Damien est atteint de bipolarité, parfois « il part », son esprit se dérobe, il n’est plus lui- même. Dans ses phases maniaco-dépressives, il s’échappe, ne dort plus, devient incontrôlable, agressif. Le peintre talentueux, le bon père de famille, le mari attentionné, l’homme charmant et attachant se trouve comme possédé, il s’agite, ne fait plus preuve de cohérence ou de bon sens, il agit par impulsions, devient dangereux pour lui-même et pour les autres. À ses côtés, sa femme Leïla veille, restauratrice de meubles anciens mais aussi réparatrice des vivants. D’une patience infinie, elle est à l’affût du moindre trouble jusqu’à s’oublier elle-même trop occupée à ce que sa famille ne sombre pas dans le chaos. Et Amine, ce petit garçon qui sait déjà tant de choses, qui s’escrime à ne pas avoir honte, même lorsque son père en pleine crise débarque au milieu de sa classe après avoir dévalisé la boulangerie du village sous les yeux ronds d’enfants partagés entre la peur et la fascination. Bien malgré lui, Damien fait vivre l’enfer à son entourage jusqu’à l’enlisement de cette famille, l’épuisement face à une maladie qui ne laisse aucun répit et qui dévore la confiance. Avec Les Intranquilles, Joachim Lafosse signe un magnifique hommage aux familles dont un membre défaille, à ceux qui ne font pas partie du corps médical et qui pourtant accompagnent au quotidien. De passage à Strasbourg, le réalisateur n’a pas caché son émotion tout en affirmant : « C’est le film dont je suis le plus fier. »

Joachim Lafosse
Joachim Lafosse lors de son passage à Strasbourg © Grégory Massat

Vous traitez de la bipolarité mais aussi et surtout de ce que vit l’entourage.

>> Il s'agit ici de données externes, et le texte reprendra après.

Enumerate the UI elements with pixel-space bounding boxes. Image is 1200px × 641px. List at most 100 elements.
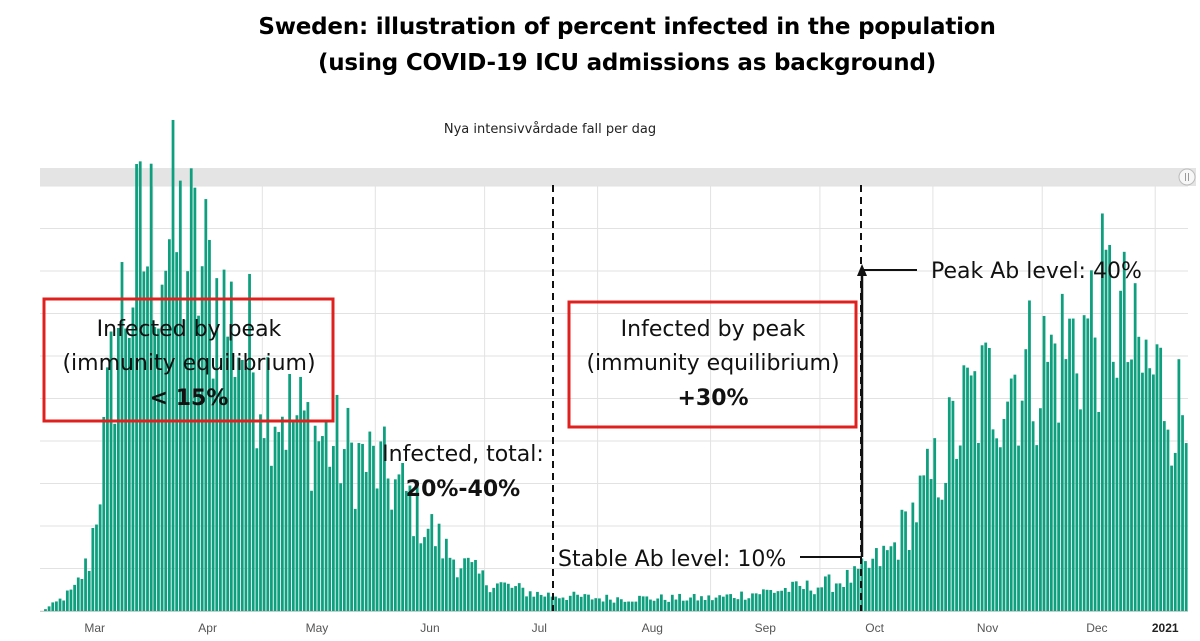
data-bar: [670, 594, 674, 611]
data-bar: [616, 597, 620, 611]
data-bar: [1100, 213, 1104, 611]
data-bar: [510, 587, 514, 611]
data-bar: [987, 347, 991, 611]
data-bar: [335, 394, 339, 611]
data-bar: [933, 438, 937, 611]
data-bar: [875, 548, 878, 611]
data-bar: [361, 443, 364, 611]
data-bar: [805, 580, 809, 611]
data-bar: [390, 509, 394, 611]
data-bar: [608, 599, 612, 611]
data-bar: [459, 568, 463, 611]
data-bar: [463, 558, 466, 611]
data-bar: [91, 527, 95, 611]
data-bar: [266, 357, 270, 611]
data-bar: [1086, 318, 1090, 611]
data-bar: [474, 559, 477, 611]
data-bar: [1126, 362, 1130, 611]
data-bar: [966, 367, 969, 611]
data-bar: [149, 163, 153, 612]
data-bar: [678, 593, 681, 611]
data-bar: [339, 483, 343, 611]
data-bar: [346, 407, 350, 611]
data-bar: [44, 609, 47, 611]
data-bar: [506, 583, 510, 611]
data-bar: [951, 400, 955, 611]
data-bar: [1162, 421, 1166, 611]
data-bar: [1181, 415, 1184, 611]
data-bar: [878, 566, 882, 611]
data-bar: [393, 479, 397, 611]
data-bar: [973, 371, 977, 611]
x-tick-label: Sep: [755, 621, 777, 635]
data-bar: [656, 598, 660, 611]
range-navigator[interactable]: [40, 168, 1196, 186]
data-bar: [277, 432, 281, 611]
data-bar: [776, 591, 780, 611]
data-bar: [1035, 445, 1039, 611]
chart-subtitle: Nya intensivvårdade fall per dag: [443, 122, 657, 137]
data-bar: [47, 606, 51, 611]
x-tick-label: Aug: [642, 621, 663, 635]
data-bar: [587, 594, 590, 611]
data-bar: [977, 442, 980, 611]
data-bar: [80, 578, 84, 611]
data-bar: [87, 570, 91, 611]
data-bar: [120, 262, 124, 611]
data-bar: [926, 448, 929, 611]
data-bar: [1133, 283, 1137, 611]
x-tick-label: May: [306, 621, 329, 635]
data-bar: [638, 595, 641, 611]
data-bar: [554, 596, 558, 611]
data-bar: [353, 508, 357, 611]
data-bar: [718, 595, 722, 611]
data-bar: [900, 509, 904, 611]
data-bar: [357, 443, 361, 611]
navigator-track: [40, 168, 1196, 186]
data-bar: [477, 573, 481, 611]
data-bar: [813, 594, 816, 611]
annotation-stable-ab-level: Stable Ab level: 10%: [558, 547, 786, 572]
data-bar: [280, 416, 284, 611]
x-tick-label: Nov: [977, 621, 998, 635]
data-bar: [1082, 315, 1086, 611]
data-bar: [208, 239, 211, 611]
annotation-infected-total-value: 20%-40%: [406, 477, 520, 502]
data-bar: [328, 466, 332, 611]
data-bar: [189, 168, 193, 611]
data-bar: [915, 522, 918, 611]
data-bar: [58, 598, 62, 611]
data-bar: [714, 597, 718, 611]
data-bar: [845, 569, 849, 611]
navigator-handle[interactable]: [1178, 168, 1196, 186]
data-bar: [922, 475, 926, 611]
data-bar: [342, 449, 346, 611]
data-bar: [215, 278, 219, 611]
data-bar: [743, 599, 747, 611]
data-bar: [557, 598, 561, 611]
data-bar: [423, 537, 426, 611]
data-bar: [1130, 359, 1133, 611]
data-bar: [998, 447, 1002, 611]
data-bar: [492, 587, 496, 611]
data-bar: [842, 586, 845, 611]
data-bar: [649, 599, 652, 611]
data-bar: [721, 596, 725, 611]
data-bar: [798, 585, 802, 611]
data-bar: [659, 594, 663, 611]
data-bar: [780, 590, 784, 611]
data-bar: [627, 601, 630, 611]
data-bar: [146, 266, 149, 611]
data-bar: [485, 585, 488, 611]
data-bar: [131, 307, 135, 611]
data-bar: [525, 596, 528, 611]
x-tick-label: 2021: [1152, 621, 1179, 635]
data-bar: [273, 426, 277, 611]
data-bar: [696, 600, 700, 611]
data-bar: [364, 471, 368, 611]
data-bar: [896, 559, 900, 611]
data-bar: [703, 599, 707, 611]
data-bar: [831, 591, 835, 611]
data-bar: [918, 475, 922, 611]
data-bar: [1151, 374, 1155, 611]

Le cœur du film n’est pas la pathologie mais une interrogation sur ce qu’il se passe et comment on peut faire dans une famille, un couple dans lequel quelqu’un défaille. Comment fait-on lorsqu’il y a un alcoolisme ou des problématiques de santé mentale ? On a tous en commun d’avoir vécu cette étape où on se rend bien compte de ce qu’est l’autre et c’est à ce moment qu’on se demande : « Est-ce que je continue en fonction de ce que je sais ou pas ? Jusqu’où vais-je pouvoir aller ? » Leïla n’est pas une victime, c’est une femme qui tente le coup à une époque où on a tendance à abandonner dès lors que les choses deviennent difficiles. En lisant le scénario, Leïla Bekhti m’a dit quelque chose de magnifique : « Ce sont deux personnages qui au fond luttent pour la même chose. Ils se battent pour ne pas être figés, coincés dans une identité et une unique identité. Elle ne veut pas être qu’une infirmière et lui ne veut pas être qu’un malade. »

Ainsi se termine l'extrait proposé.